Denn "Stadt Land Buch" versucht, das Land nicht allzu sehr von der Metropole dominieren zu lassen. So lesen in Berlin Annett Gröschner, Norbert Zähringer und der Übersetzer Thomas Urban, in Brandenburg jedoch die nicht weniger prominenten Hans Joachim Schädlich, Elfriede Brüning und Rolf Schneider. Detlef Bluhm, der Geschäftsführer des Berlin-Brandenburgischen Börsenvereins, legt Wert auf diesen Balanceakt:

"Jenny Erpenbeck findet man in Werder an der Havel und in anderen kleineren Städten an der Havel. Also es ist durchaus nicht so, dass die Prominenz hier in Berlin Hof hält und die weniger bekannten Autoren in der Provinz, sondern es ist eine gute Durchmischung."

Auf der Eröffnung in Brandenburg an der Havel las Jörg Gudzuhn, in Berlin Dagmar Manzel Christa Wolfs letzte Erzählung. "August" wird erzählt von einem kurz vor der Rente stehenden Busfahrer, der sich auf der Fahrt von Prag nach Berlin an das Glück seines Lebens erinnert: wie er sich als kindlicher Kriegswaise in einem ärmlichen, schlecht ausgestatteten Tbc-Sanatorium in die etwas ältere Lilo verliebte und sie ihn mit Wärme gewähren ließ.

"August erinnert sich, dass am Abend, als das Hannelörchen gestorben war, die Lilo den Kindern kein Lied zur Guten Nacht sang. Stumm saß sie wie immer auf seinem Bett, und er fragte sie, leise, dass die anderen es nicht hörten: Bist du traurig?, und die Lilo sagte leise: Ja. Und August spürte, und er spürt es bis heute, dass er der Lilo niemals näher kommen würde als in dieser Minute, und er lernte, dass Trauer und Glück miteinander vermischt sein können."

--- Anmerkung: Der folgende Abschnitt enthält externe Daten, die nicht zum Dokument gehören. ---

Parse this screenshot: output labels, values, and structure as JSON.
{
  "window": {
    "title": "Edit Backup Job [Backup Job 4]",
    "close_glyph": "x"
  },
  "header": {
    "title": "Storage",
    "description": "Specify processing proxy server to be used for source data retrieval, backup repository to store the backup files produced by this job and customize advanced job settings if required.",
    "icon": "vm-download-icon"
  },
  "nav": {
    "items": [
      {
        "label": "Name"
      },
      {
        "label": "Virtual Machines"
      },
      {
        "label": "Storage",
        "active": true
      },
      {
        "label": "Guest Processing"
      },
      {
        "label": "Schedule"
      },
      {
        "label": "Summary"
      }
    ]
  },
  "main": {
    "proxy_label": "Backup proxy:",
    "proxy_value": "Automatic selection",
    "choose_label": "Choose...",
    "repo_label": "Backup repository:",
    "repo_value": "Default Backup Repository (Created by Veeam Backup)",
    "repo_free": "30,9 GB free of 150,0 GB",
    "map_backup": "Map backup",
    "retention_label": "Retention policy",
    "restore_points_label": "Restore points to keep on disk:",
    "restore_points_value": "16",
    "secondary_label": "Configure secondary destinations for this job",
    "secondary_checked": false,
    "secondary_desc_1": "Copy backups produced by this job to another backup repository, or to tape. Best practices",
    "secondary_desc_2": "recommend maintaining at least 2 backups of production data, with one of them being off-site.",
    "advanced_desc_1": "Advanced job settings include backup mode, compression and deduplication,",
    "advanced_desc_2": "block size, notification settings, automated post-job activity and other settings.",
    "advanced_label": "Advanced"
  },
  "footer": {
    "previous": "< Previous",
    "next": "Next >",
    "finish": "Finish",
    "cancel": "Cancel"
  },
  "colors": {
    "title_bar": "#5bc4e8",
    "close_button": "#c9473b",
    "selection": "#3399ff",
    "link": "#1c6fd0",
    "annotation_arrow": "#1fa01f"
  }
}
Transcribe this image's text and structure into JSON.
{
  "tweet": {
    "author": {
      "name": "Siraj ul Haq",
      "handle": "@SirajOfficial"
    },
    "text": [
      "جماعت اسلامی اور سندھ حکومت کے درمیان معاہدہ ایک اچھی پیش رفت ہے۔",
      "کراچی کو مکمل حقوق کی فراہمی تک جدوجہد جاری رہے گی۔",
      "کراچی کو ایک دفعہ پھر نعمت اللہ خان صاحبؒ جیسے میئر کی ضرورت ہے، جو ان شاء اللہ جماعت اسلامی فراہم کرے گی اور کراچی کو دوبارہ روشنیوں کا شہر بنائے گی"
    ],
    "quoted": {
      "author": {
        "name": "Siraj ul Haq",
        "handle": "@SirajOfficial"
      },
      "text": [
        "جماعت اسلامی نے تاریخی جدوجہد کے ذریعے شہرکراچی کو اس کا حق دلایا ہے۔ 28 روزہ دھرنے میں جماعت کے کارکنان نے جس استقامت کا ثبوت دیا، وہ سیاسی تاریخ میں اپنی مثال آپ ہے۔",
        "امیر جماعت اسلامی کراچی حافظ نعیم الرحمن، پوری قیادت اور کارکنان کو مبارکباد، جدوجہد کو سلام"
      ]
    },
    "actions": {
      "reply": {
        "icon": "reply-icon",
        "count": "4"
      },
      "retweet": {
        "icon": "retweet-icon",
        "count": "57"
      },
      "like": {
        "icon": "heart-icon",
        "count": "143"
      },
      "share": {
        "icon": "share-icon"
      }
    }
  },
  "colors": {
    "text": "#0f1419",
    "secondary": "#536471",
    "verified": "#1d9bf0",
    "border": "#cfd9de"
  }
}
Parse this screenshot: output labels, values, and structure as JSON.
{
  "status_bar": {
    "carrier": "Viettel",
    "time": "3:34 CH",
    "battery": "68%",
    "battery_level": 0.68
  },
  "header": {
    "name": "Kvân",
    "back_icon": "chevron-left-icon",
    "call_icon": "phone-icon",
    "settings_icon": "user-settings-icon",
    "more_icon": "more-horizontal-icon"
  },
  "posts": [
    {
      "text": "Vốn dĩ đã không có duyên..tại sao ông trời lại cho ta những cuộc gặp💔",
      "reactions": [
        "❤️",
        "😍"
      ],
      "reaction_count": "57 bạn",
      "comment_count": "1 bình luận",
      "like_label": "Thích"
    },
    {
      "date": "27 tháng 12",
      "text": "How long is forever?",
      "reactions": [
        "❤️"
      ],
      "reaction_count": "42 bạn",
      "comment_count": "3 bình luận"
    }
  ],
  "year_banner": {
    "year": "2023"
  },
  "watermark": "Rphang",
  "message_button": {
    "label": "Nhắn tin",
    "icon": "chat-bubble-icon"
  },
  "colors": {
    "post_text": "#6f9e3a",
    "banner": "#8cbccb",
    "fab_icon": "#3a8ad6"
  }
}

August ist Lesern von Christa Wolf nicht unbekannt. Er wird am Ende des Romans "Kindheitsmuster" von 1976 in nur vier Absätzen erwähnt. Es sind Passagen über ein Tbc-Sanatorium bei Boltenhagen nahe der Ostsee, in denen Christa Wolf eigene Erfahrungen verarbeitet.

Diese biografischen Hintergründe schilderte nach der Lesung von Dagmar Manzel Christa Wolfs Mann Gerhard mit brüchiger Stimme und großer Nüchternheit. August sei eine authentische Gestalt, er habe seiner späteren Frau noch lange Briefe geschrieben, und sie habe sie alle aufbewahrt.

"Am 31. Mai 2011 notiert Christa W in ihrem Kalender: 'Habe nun beschlossen, die Geschichte von August anzufangen, um etwas zu tun.' Warum sie sich dazu entschließt, gerade diese Geschichte zu schreiben, hat sie nicht vermerkt. Sie ist schon schwer krank, träumt knapp 5 Monate vor ihrem Tod, dass sie schmerzfrei ohne Stöcke zu gebrauchen laufen kann, und schreibt in einem Durchlauf am Computer, wie es sonst zu schreiben nicht ihre Art ist, von diesem Jungen August.

Sie in seinen Augen die schöne Lilo, August, dem sie einst dazu verhalf zu überleben, weil er liebte. August der nun auf ein erfülltes Leben zurückblicken. Es ist die einzige Text von Christa Wolf, in dem sie einen Mann erzählen lässt. Sie hat die Erzählung pünktlich im Juli 2011 beendet und mir zum 60. Hochzeitstag geschenkt. Das Nachwort."

Christa Wolf, die am 1. Dezember 2011, vor fast genau einem Jahr, starb, hat mehrmals an den Lesewochen in Berlin und Brandenburg teilgenommen. Die diesjährige Eröffnung glich einer vorgezogenen würdigen Gedenkveranstaltung.